Commander James Coburn nickte. Er hatte sich in den zwei Monaten, in denen Branford an Bord war, von seinem schärfsten Gegner zu einem seiner besten Offiziere entwickelt. Er nahm im Kommandosessel Platz, während Branford die Brücke verließ.
Die folgende Stunde ging Branford mehr oder minder ziellos durch das Schiff. Anschließend packte er seine Sachen und ließ sie in den Transporterraum bringen.
Branford suchte anschließend die Brücke auf um sich von seinen Offizieren zu verabschieden. Haley führte das Kommando, ansonsten war nur eine Notbesetzung mit Fähnrich Holden und einem weiteren Junior-Offizier im Dienst.
"Mister Haley, wo sind denn die anderen Stabsoffiziere? Ich wollte mich verabschieden," fragte Branford leicht irritiert.
Der Lieutenant erhob sich: "Ich weiss es nicht, Sir. Ich habe Mister Coburn vor einer halben Stunde abgelöst."
Branford hob die Augenbrauen: "Ah ja. Nun gut, Lieutenant. Ich verabschiede mich. Viel Glück weiterhin, Mister Haley. Sie werden schon ihren Weg machen."
Haley lächelte: "Danke, Sir. Ich wünsche Ihnen viel Erfolg auf ihrem Schiff. Auf Wiedersehen."
Branford und Haley schüttelten sich die Hand, dann verließ er endgültig die Brücke der Defiance. Er betrat den Turbolift und nannte Deck 9 als Ziel. Dort war der Transporterraum 2.
Als sich die Lifftür öffnete, blieb ihm fast die Luft weg. Den ganzen Weg bis zur Tür des Transporterraums standen Crewmitglieder Spalier. Als Branford aus dem Lift stieg, standen sie still. Er ging gemessenen Schrittes in den Transporterraum. Dort warteten seine Stabsoffiziere. Sandra Galen und Wesley Crusher würden ihn begleiten, sie hatten sich ebenfalls bereits eingefunden.
Coburn trat etwas vor und überreichte Branford ein Modell der Defiance.
"Bitte, Sir. Dies hier soll Sie immer an dieses Schiff erinnern. Sie werden uns sehr fehlen. Auch wenn wir uns am Anfang nicht ganz grün waren."
Branford lachte: "Da haben Sie recht, Commander. Aber das ist alles vergessen. Sie sind nun der zweite kommandierende Offizier dieses Schiffes. Machen Sie das Beste daraus."

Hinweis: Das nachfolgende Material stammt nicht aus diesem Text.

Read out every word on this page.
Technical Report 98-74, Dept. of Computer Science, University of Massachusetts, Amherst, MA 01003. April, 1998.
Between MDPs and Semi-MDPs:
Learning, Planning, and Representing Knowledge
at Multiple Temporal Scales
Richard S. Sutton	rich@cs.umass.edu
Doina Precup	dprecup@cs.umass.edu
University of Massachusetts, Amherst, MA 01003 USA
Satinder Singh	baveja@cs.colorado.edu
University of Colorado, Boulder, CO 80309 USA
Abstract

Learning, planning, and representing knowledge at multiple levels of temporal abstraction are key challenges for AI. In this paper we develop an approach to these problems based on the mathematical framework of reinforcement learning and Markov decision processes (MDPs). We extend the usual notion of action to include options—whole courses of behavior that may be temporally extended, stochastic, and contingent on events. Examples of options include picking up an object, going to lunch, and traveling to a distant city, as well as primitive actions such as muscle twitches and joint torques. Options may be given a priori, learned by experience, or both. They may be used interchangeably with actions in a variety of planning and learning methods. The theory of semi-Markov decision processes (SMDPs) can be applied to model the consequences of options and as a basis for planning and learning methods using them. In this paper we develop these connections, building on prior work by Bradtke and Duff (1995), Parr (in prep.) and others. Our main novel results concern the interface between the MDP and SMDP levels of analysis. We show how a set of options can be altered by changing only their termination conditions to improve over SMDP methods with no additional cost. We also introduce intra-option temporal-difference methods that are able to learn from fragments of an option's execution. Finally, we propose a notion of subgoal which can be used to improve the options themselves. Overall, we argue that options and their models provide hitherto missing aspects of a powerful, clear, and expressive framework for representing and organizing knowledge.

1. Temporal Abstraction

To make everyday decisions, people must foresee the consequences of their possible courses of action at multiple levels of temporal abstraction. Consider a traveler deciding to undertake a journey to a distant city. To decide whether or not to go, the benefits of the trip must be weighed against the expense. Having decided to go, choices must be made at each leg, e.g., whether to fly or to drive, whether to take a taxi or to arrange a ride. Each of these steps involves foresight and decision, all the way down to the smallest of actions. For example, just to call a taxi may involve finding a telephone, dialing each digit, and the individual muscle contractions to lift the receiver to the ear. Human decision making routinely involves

Tarall trat etwas an Branford heran: "Captain, ich wünsche Ihnen alles Gute. Sie werden sicherlich ein guter Captain werden. Nein, Sie sind ja schon einer."
Branford war etwas verwundert: "Ist das eine logische Schlussfolgerung, Mister Tarall?"
Der Vulkanier verzog keine Miene: "Selbstverständlich, Captain. Nach Analyse aller zur Verfügung stehenden Fakten ist dies der einzig logische Schluss."
"Auf jeden Fall bedanke ich mich, Lieutenant. Ihre Fähigkeiten haben mich sehr beeindruckt. Alles Gute," erwiderte Branford.
LaSalle, Pizoll und Tanner verabschiedeten sich ebenfalls noch von Branford. Dann betrat er mit Galen und Crusher die Transporterplattform.
"Sie übernehmen das Kommando, Nummer 1. Energie."
Der Transportertechniker betätigte die Kontrollen und die Drei entmaterialisierten.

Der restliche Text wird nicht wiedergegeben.